David Cameron has intimated that the cuts are not a short-term measure to reduce the deficit but will remain in place at the top of the economic cycle too. It's part of the whole 'Big Society' initiative, which assumes - in a way that they haven't quite been honest enough to spell out - that the state has 'crowded out' the bounty of volunteerism that lies dormant in this land, waiting to be unleashed, like some kind of Anglican Prometheus, if only the dead weight of the evil welfare state can be made to wither and fall under the sword of righteous budget cuts.

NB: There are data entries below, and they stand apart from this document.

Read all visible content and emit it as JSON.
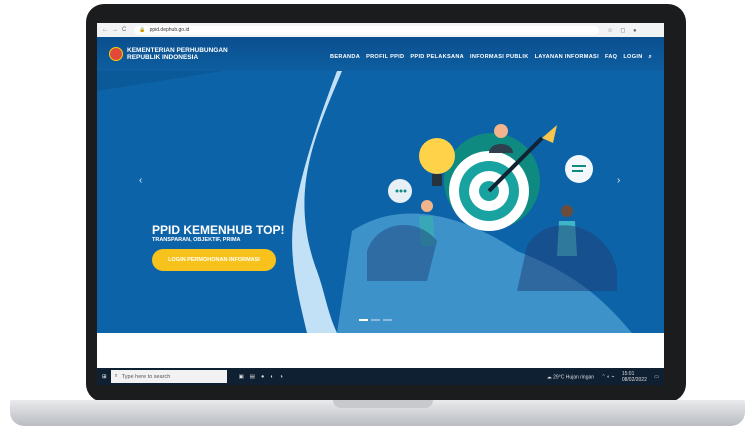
{
  "browser": {
    "url": "ppid.dephub.go.id"
  },
  "site": {
    "brand_line1": "KEMENTERIAN PERHUBUNGAN",
    "brand_line2": "REPUBLIK INDONESIA",
    "menu": [
      "BERANDA",
      "PROFIL PPID",
      "PPID PELAKSANA",
      "INFORMASI PUBLIK",
      "LAYANAN INFORMASI",
      "FAQ",
      "LOGIN"
    ],
    "search_icon": "search-icon"
  },
  "hero": {
    "title": "PPID KEMENHUB TOP!",
    "subtitle": "TRANSPARAN, OBJEKTIF, PRIMA",
    "cta": "LOGIN PERMOHONAN INFORMASI",
    "prev_arrow": "‹",
    "next_arrow": "›",
    "slides": 3,
    "active_slide": 1
  },
  "taskbar": {
    "search_placeholder": "Type here to search",
    "weather": "29°C Hujan ringan",
    "time": "15:01",
    "date": "08/02/2022"
  },
  "colors": {
    "primary": "#0d63a8",
    "accent": "#f6c21b",
    "taskbar": "#102033"
  }
}
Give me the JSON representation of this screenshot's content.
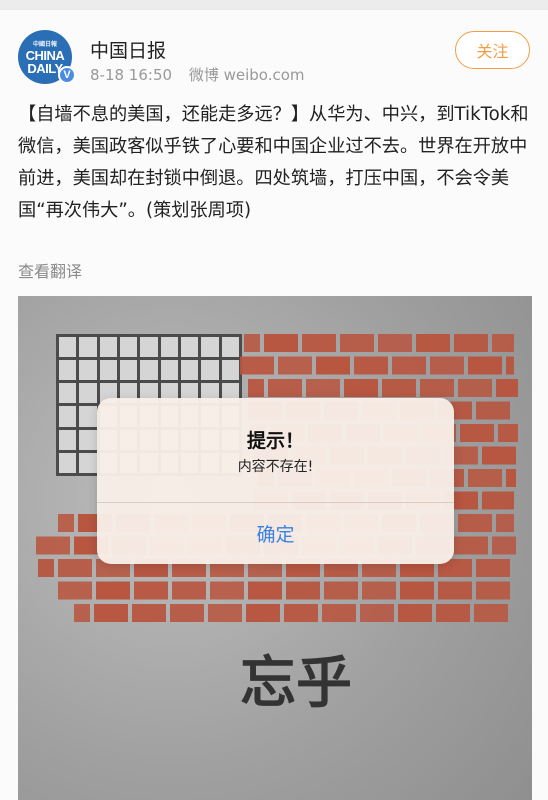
{
  "header": {
    "avatar_text_small": "中國日報",
    "avatar_line1": "CHINA",
    "avatar_line2": "DAILY",
    "verified_badge": "V",
    "username": "中国日报",
    "date": "8-18 16:50",
    "source": "微博 weibo.com",
    "follow_label": "关注"
  },
  "post": {
    "text": "【自墙不息的美国，还能走多远？】从华为、中兴，到TikTok和微信，美国政客似乎铁了心要和中国企业过不去。世界在开放中前进，美国却在封锁中倒退。四处筑墙，打压中国，不会令美国“再次伟大”。(策划张周项)",
    "translate_label": "查看翻译",
    "image_text": "忘乎"
  },
  "dialog": {
    "title": "提示！",
    "message": "内容不存在!",
    "confirm_label": "确定"
  },
  "colors": {
    "accent_orange": "#f29e46",
    "link_blue": "#3b82e0",
    "brick": "#b8553f"
  }
}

Here's an argument that is designed to appeal to no-one, being as it is conservative with a small 'c'. Because regardless of where one stands on the political spectrum - these days it doesn't do to be anything other than 'radical'. Or 'progressive'. Both, if you can manage it. It's one for the interregnum - that space between this present darkness and the collapse of capitalism under the weight of its internal contradictions/the advent of that last great untried utopia - the completely free-market [delete according to preference]. How should we arrange things in this brief interlude in human history that has lasted for, ooh, nearly two hundred years?

I have a suggestion, which I'll be self-indulgent enough to introduce by the way of personal anecdote. My father was an academic who specialized in Soviet education. In this capacity he visited the USSR several times. I was invited to to come along when I was about sixteen or seventeen, which I declined on the teenage grounds that a house free from parental control for a week was preferable to what seemed then an unappealing foreign holiday. How was I to know that freedom from parental control would prove to be a more enduring feature of my existence than the Soviet Union? Anyway, I asked my mother what it was like. She described it as, 'public opulence amidst private squalor'. Glorious public buildings and trains that run cheaply and on time - but the people traveling on them can't get a decent pair of jeans for love nor money - unless the money in question was US dollars or British pounds.

This is what you get if the state is too large. And if it's too small? America I have been to. The reverse is the case: private opulence, public squalor. My sister lived in California for five years. America's richest state had the parents of publicly educated children exerting themselves in various fund-raising activities because their local schools couldn't afford to employ PE teachers.

The alternative? While we're waiting for the End of History, I would say the compromise that continental Europe has settled on is the best. Not private squalor and public opulence nor its opposite but something in-between. I appreciate it isn't very fashionable to make this argument but in the midst of all this rhetoric that promises us 'newness', I'd be very suspicious of anyone who has forgotten to say that there is nothing new under the sun.